Une exception française: le phloroglucinol, plus connu sous la marque commerciale Spasfon, reste utilisé largement et presque exclusivement en France malgré de larges doutes sur son efficacité.
Déjà sur la sellette en 2023 avec la parution du livre « Pilules roses : De l’ignorance en médecine » de Juliette Ferry-Danini, enseignante-chercheuse à l’université de Namur, en Belgique, le Spasfon est cette fois épinglé mardi dans la revue médicale Prescrire.
Le Spasfon appartient à une classe de médicaments appelés antispasmodiques qui agit contre les spasmes (contractions).
Ce médicament est indiqué dans le traitement des douleurs spasmodiques de l’intestin, des voies biliaires, de la vessie et de l’utérus.
Il est surtout connu sous forme de comprimé lisse et brillant, reconnaissable par sa couleur rose, mais il existe aussi dans des formes rectales et injectables.
Si le phloroglucinol n’entre pas dans la liste des 88 médicaments commercialisés en France qui sont à écarter, selon le bilan 2024 publié par Prescrire, la revue indépendante l’a pourtant « envisagé ».

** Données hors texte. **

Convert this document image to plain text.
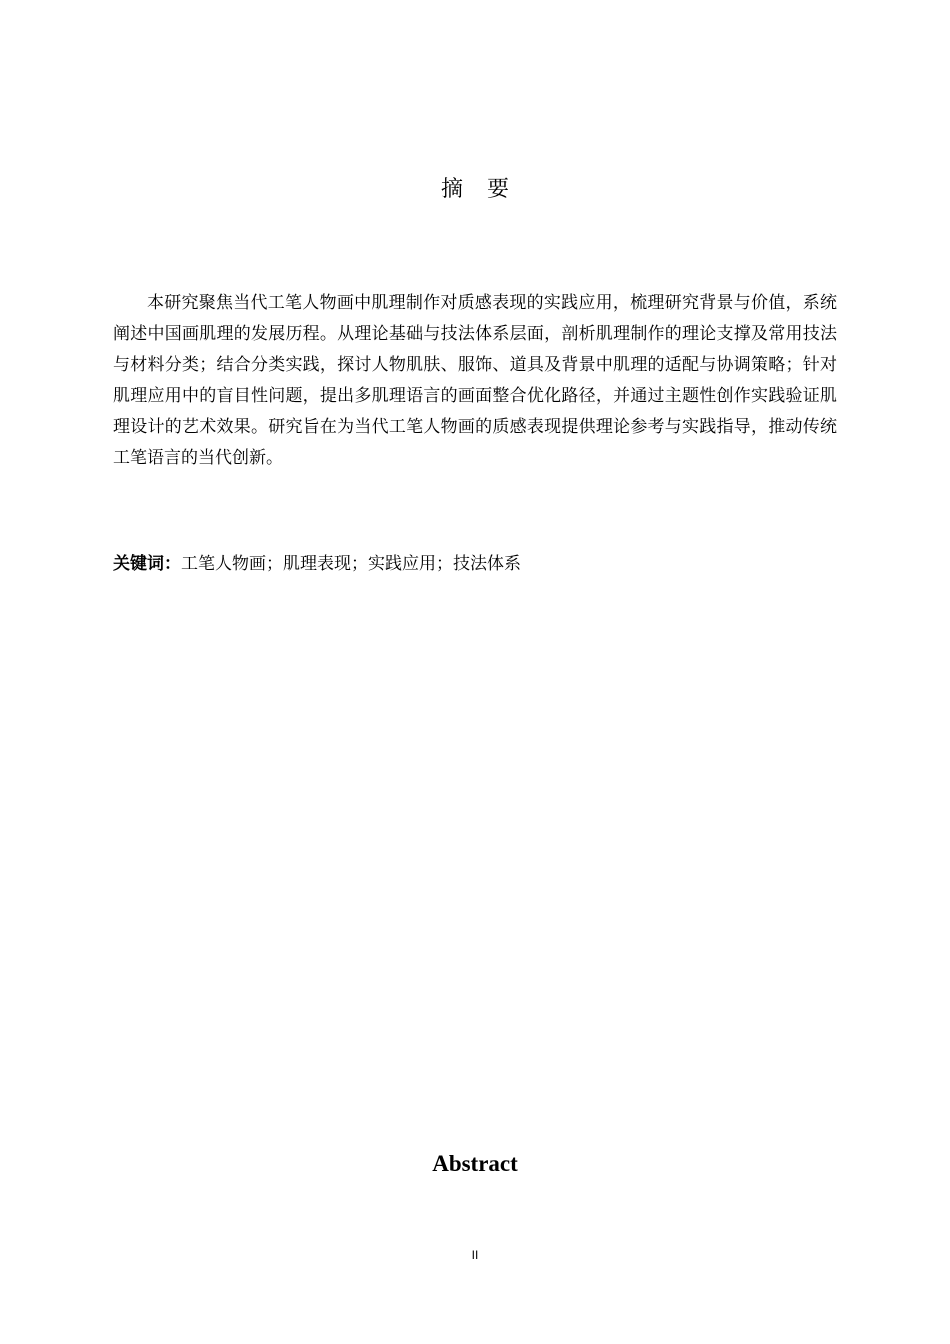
摘要

本研究聚焦当代工笔人物画中肌理制作对质感表现的实践应用，梳理研究背景与价值，系统阐述中国画肌理的发展历程。从理论基础与技法体系层面，剖析肌理制作的理论支撑及常用技法与材料分类；结合分类实践，探讨人物肌肤、服饰、道具及背景中肌理的适配与协调策略；针对肌理应用中的盲目性问题，提出多肌理语言的画面整合优化路径，并通过主题性创作实践验证肌理设计的艺术效果。研究旨在为当代工笔人物画的质感表现提供理论参考与实践指导，推动传统工笔语言的当代创新。

关键词：工笔人物画；肌理表现；实践应用；技法体系

Abstract
II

Le Spasfon, commercialisé par le laboratoire Teva, en réchappe parce que « son efficacité est au mieux modeste dans les troubles intestinaux bénins récurrents », mais sans certitude à ce stade.
C’est uniquement ce doute qui le sauve dans la mesure où le bilan de Prescrire recense les médicaments plus dangereux qu’utiles dans toutes les situations dans lesquelles il est autorisé.
Or, « dans les autres situations cliniques, qu’elles soient urinaires, gynécologiques, biliaires ou digestives, il n’y a rien à attendre du phloroglucinol au-delà de l’efficacité d’un placebo », conclut la revue considérée comme une référence sur les sujets pharmaceutiques.
Après avoir épluché des rapports d’essais cliniques et des revues systématiques ayant évalué le phloroglucinol dans les indications où il est autorisé, Prescrire pointe « une évaluation indigente », et même aucune évaluation dans les douleurs liées aux règles alors qu’il est remboursé à 15% dans cette indication.
– « Un gâchis d’argent » –
Or, la prise du Spasfon, comme la plupart des médicaments, n’est pas innocente. Il peut provoquer des réactions allergiques (éruption cutanée, rarement urticaire, démangeaisons) et dans des cas exceptionnels, un oedème de Quincke et un choc anaphylactique, énumère la bible des médicaments, Vidal.
Selon Prescrire, il faut tout particulièrement éviter de prendre du Spasfon quand on est enceinte, ou qu’on projette de le devenir.
Interrogé par l’AFP, le laboratoire Teva assure que « les connaissances sur l’efficacité de ces médicaments sur les spasmes d’origines diverses reposent sur une utilisation en recherche clinique depuis plusieurs décennies ». Il souligne le large usage de ces traitements.
Reste que pour Mme Ferry-Danini, philosophe spécialiste de la santé, celui-ci reste « une affaire fanco-française » puisque les principaux pays occidentaux, à part l’Italie, n’ont pas mis le Spasfon mis sur leur marché.
La philosophe, qui a creusé l’histoire du médicament – conçu au début des années 1960 par le laboratoire Lafon comme un cholérétique avant d’être commercialisé comme un antispasmodique – avance que les autorités ne se penchent guère sur son inefficacité car ses risques restent limités.
Mais « c’est quand même fou qu’on continue à donner ce qui s’apparenterait peut-être à un placebo aux patients », s’exaspère auprès de l’AFP la chercheuse qui voit là « un problème d’éthique médicale à grande échelle », « un gâchis d’argent, très certainement ».
En 2023, en France, l’Assurance maladie a, de fait, remboursé environ 26,5 millions de boîtes de comprimés de phloroglucinol, pour un montant total d’environ 14 millions d’euros, selon les chiffres de Prescrire.
A cette problématique financière, s’ajoute un « biais de genre » puisque le Spasfon est d’abord donné aux femmes, note Mme Ferry-Danini, qui a envoyé au printemps une dizaine de questions aux autorités sanitaires françaises, restées sans réponse à ce jour.
« Ce n’est pas le Mediator (NDLR: le scandale sanitaire et judiciaire autour d’un antidiabétique utilisé comme coupe-faim) mais ça mériterait qu’on s’y arrête quand même », conclut Mme Ferry-Danini.